Caritá educatrice, escultura neoclásica de Lorenzo Bartolini (Palacio Pitti, Florencia), Foto: https://es-la.facebook.com/lartediguardarelarte/photos/854477151353607 |
Dedicado a Elena, que se crio sin madre y hoy es la mejor de todas.
Estoy en la cocina. Mi madre está sentada en una silla,
descansando. Cuando murió, yo tenía cuatro años. Algo me atemoriza y me acerco
buscando su protección. Noto como su mano se desliza por mi cabeza y se enreda
entre mis cabellos. Sus dedos son largos y finos. Me dejo caer sobre sus
rodillas y ella emite un gemido y la caricia, suave y firme, se torna
temblorosa y líquida. Su rostro es difuso, una mancha imprecisa. Creo que
sonríe, pero también podría estar llorando.

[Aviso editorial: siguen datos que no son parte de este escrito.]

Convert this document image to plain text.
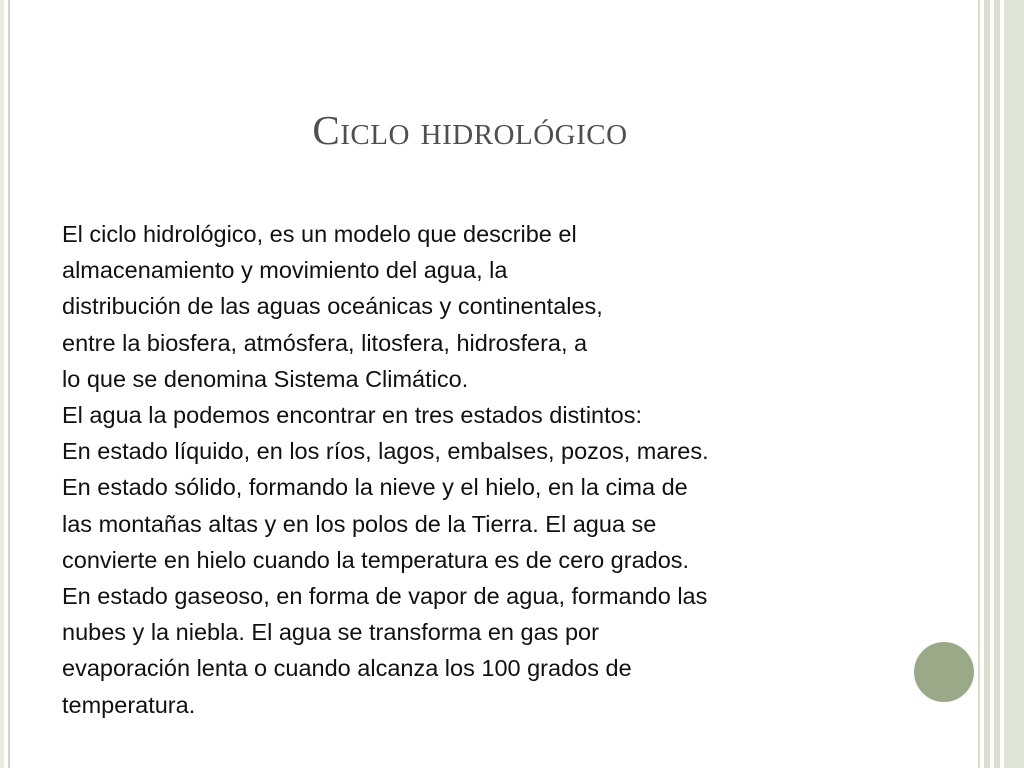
Ciclo hidrológico
El ciclo hidrológico, es un modelo que describe el
almacenamiento y movimiento del agua, la
distribución de las aguas oceánicas y continentales,
entre la biosfera, atmósfera, litosfera, hidrosfera, a
lo que se denomina Sistema Climático.
El agua la podemos encontrar en tres estados distintos:
En estado líquido, en los ríos, lagos, embalses, pozos, mares.
En estado sólido, formando la nieve y el hielo, en la cima de
las montañas altas y en los polos de la Tierra. El agua se
convierte en hielo cuando la temperatura es de cero grados.
En estado gaseoso, en forma de vapor de agua, formando las
nubes y la niebla. El agua se transforma en gas por
evaporación lenta o cuando alcanza los 100 grados de
temperatura.
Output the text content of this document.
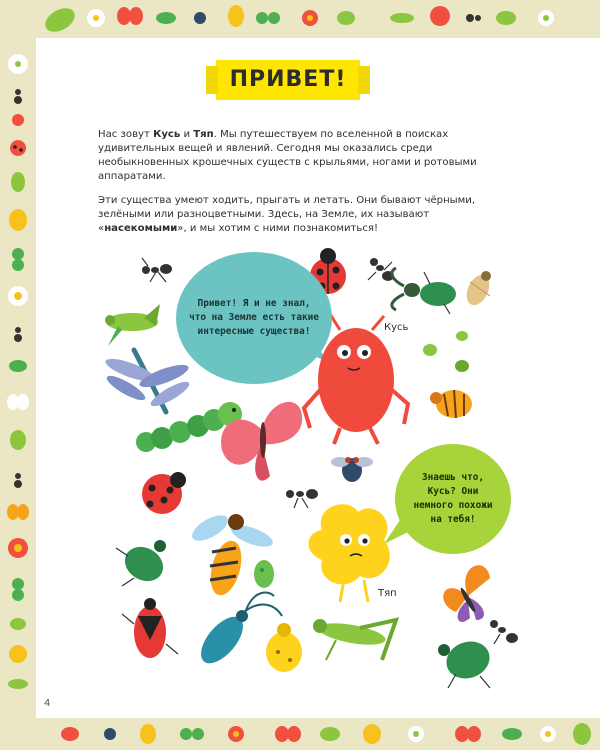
ПРИВЕТ!

Нас зовут Кусь и Тяп. Мы путешествуем по вселенной в поисках удивительных вещей и явлений. Сегодня мы оказались среди необыкновенных крошечных существ с крыльями, ногами и ротовыми аппаратами.

Эти существа умеют ходить, прыгать и летать. Они бывают чёрными, зелёными или разноцветными. Здесь, на Земле, их называют «насекомыми», и мы хотим с ними познакомиться!

Привет! Я и не знал,
что на Земле есть такие
интересные существа!
Знаешь что,
Кусь? Они
немного похожи
на тебя!
Кусь
Тяп
4
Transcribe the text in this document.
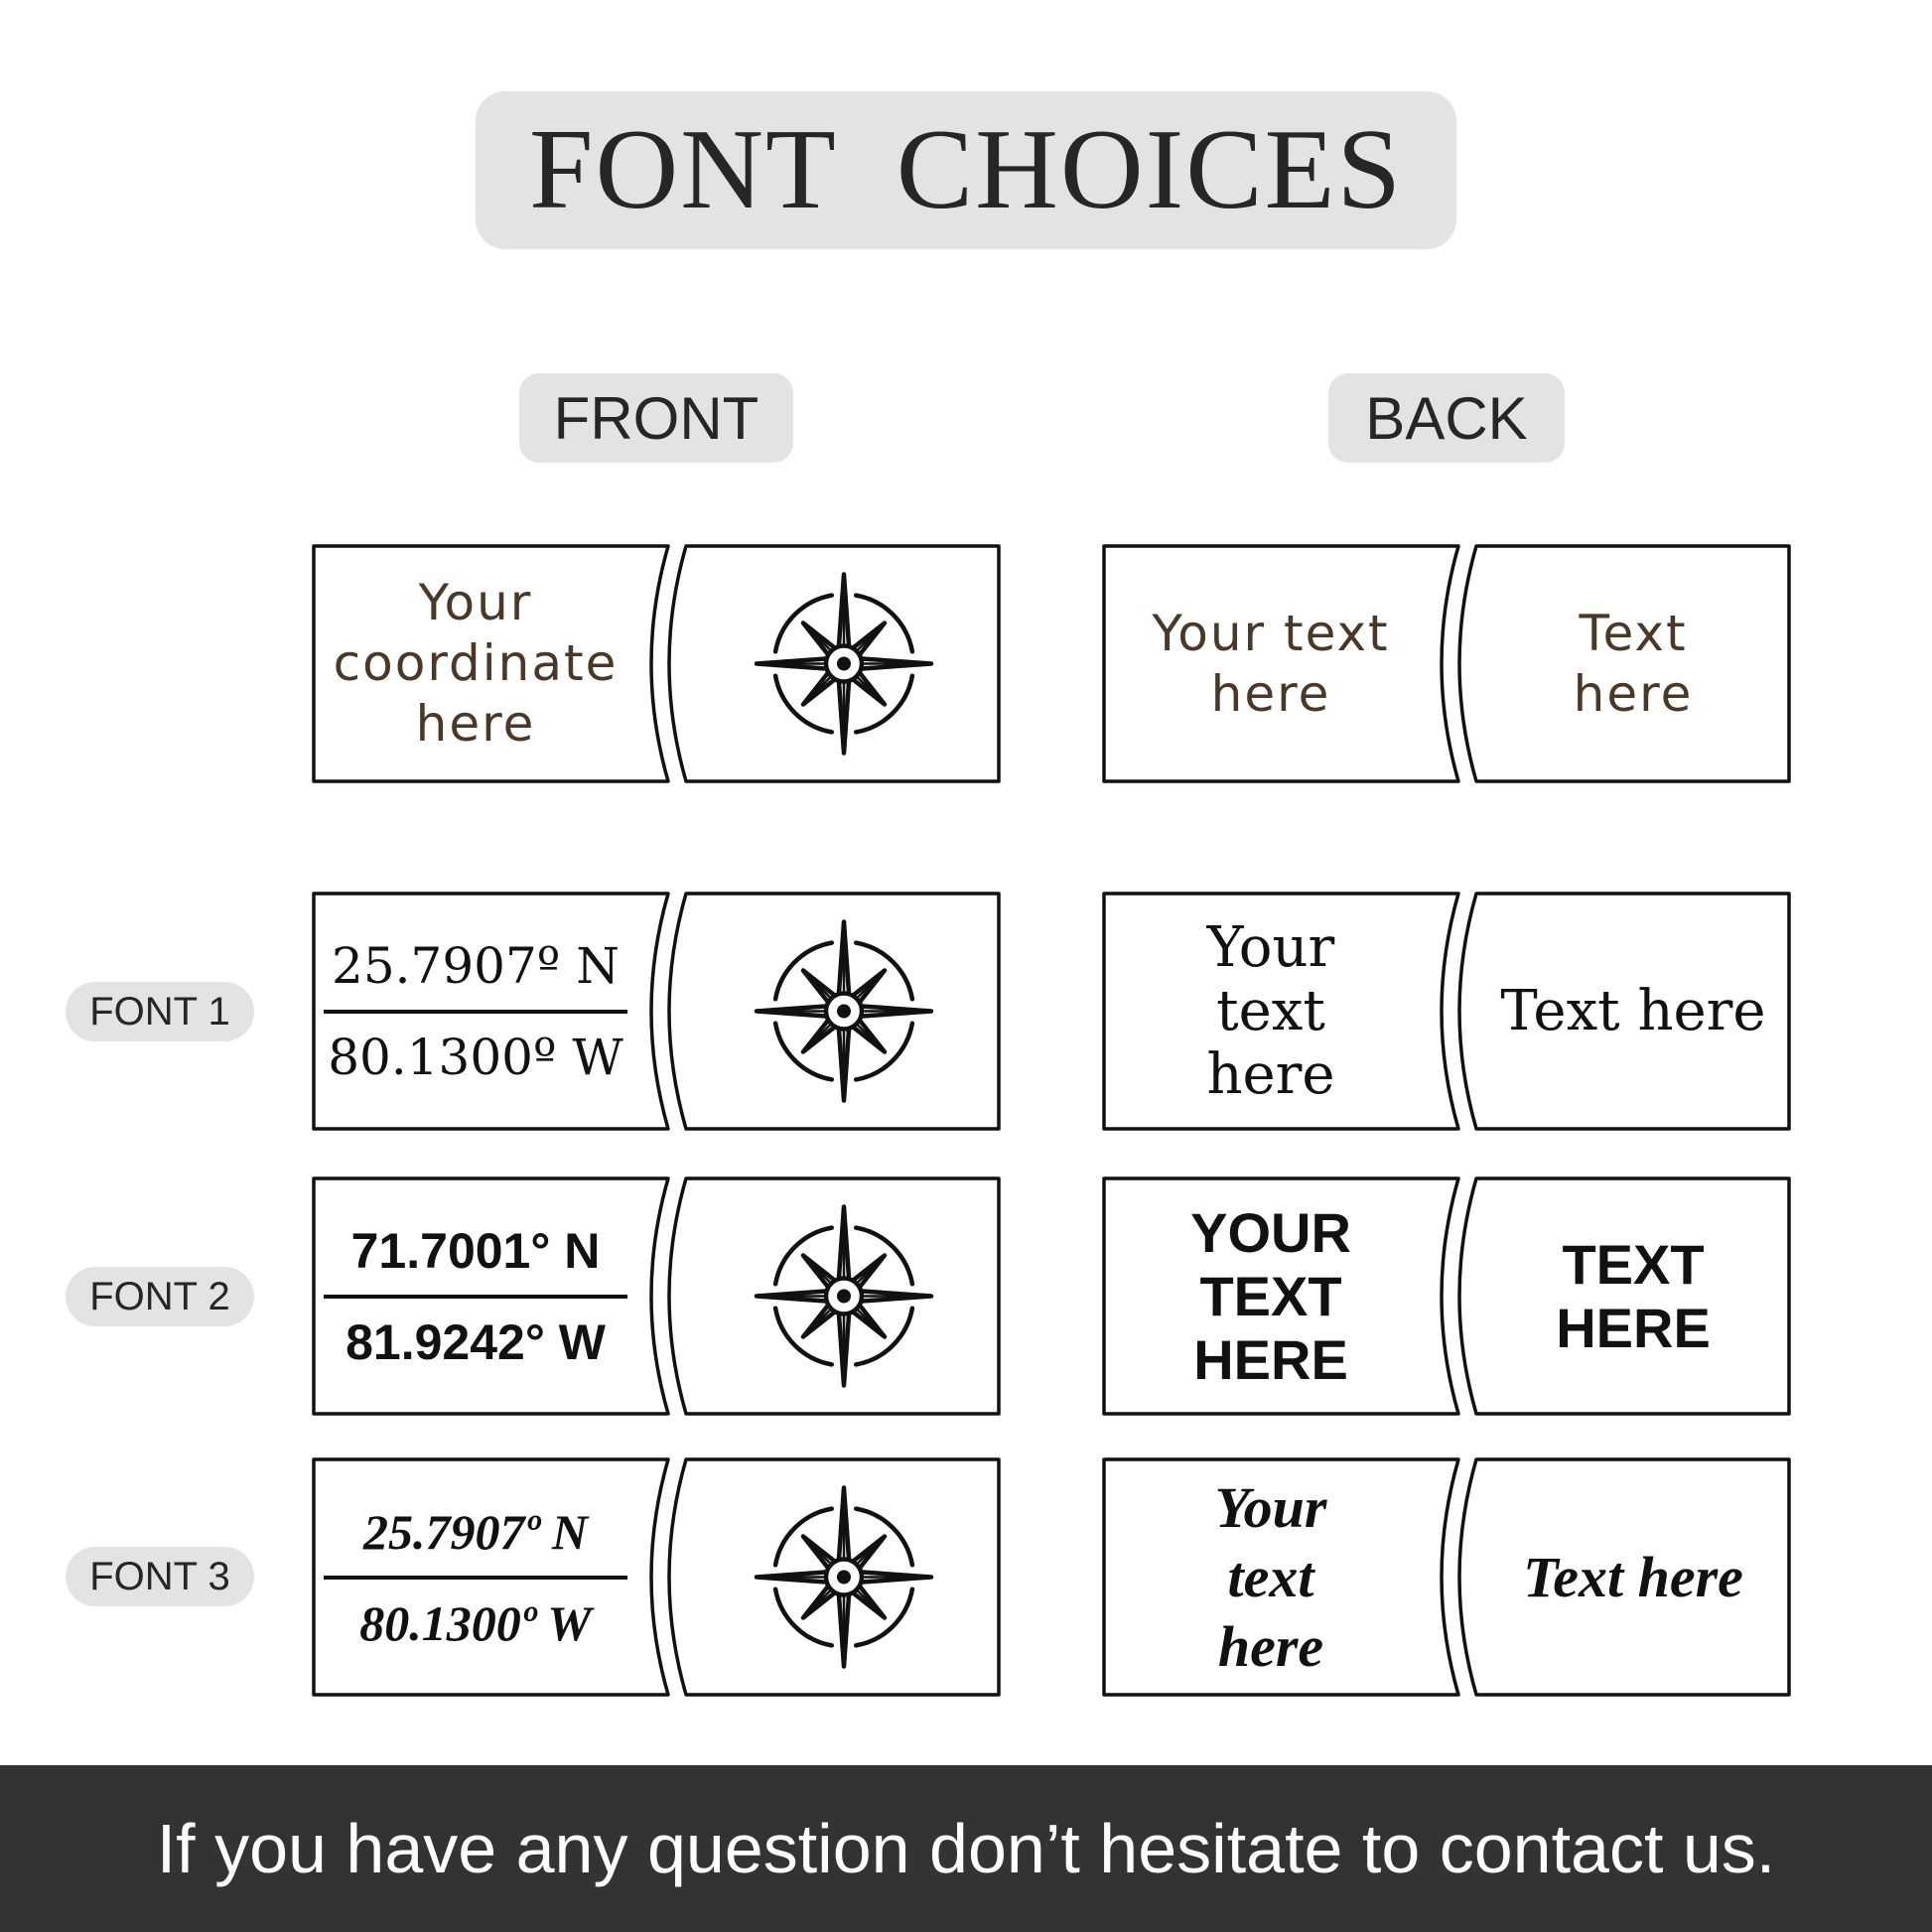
FONT CHOICES
FRONT	BACK
FONT 1
FONT 2
FONT 3
Your
coordinate
here
Your text
here
Text
here
25.7907º N
80.1300º W
Your
text
here
Text here
71.7001° N
81.9242° W
YOUR
TEXT
HERE
TEXT HERE
25.7907º N
80.1300º W
Your
text
here
Text here
If you have any question don’t hesitate to contact us.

Ese breve instante, que ilumina con luz tenue la densa
bruma de mi primera infancia, es el único recuerdo propio que tengo de ella.
Por eso lo guardo en la caja fuerte de la memoria, y cuando estoy solo, lo
extraigo con cuidado infinito y me abrazo a sus piernas y siento su mano
acariciándome.
Me aterra pensar que en algún momento de mi vida esos
segundos mágicamente preservados puedan caer por el sumidero del olvido. Y
entonces mi madre quede reducida a esa presencia fantasma que se condensa en el
halo nacarado de la foto de su tumba. Me aferro a ese recuerdo, como si hubiera
conseguido de esta forma distraer un minúsculo fragmento de mi madre a la
implacable muerte. Y temo que la misma muerte, airada, descubra mi insolencia y
lo destruya con su negra capa para siempre.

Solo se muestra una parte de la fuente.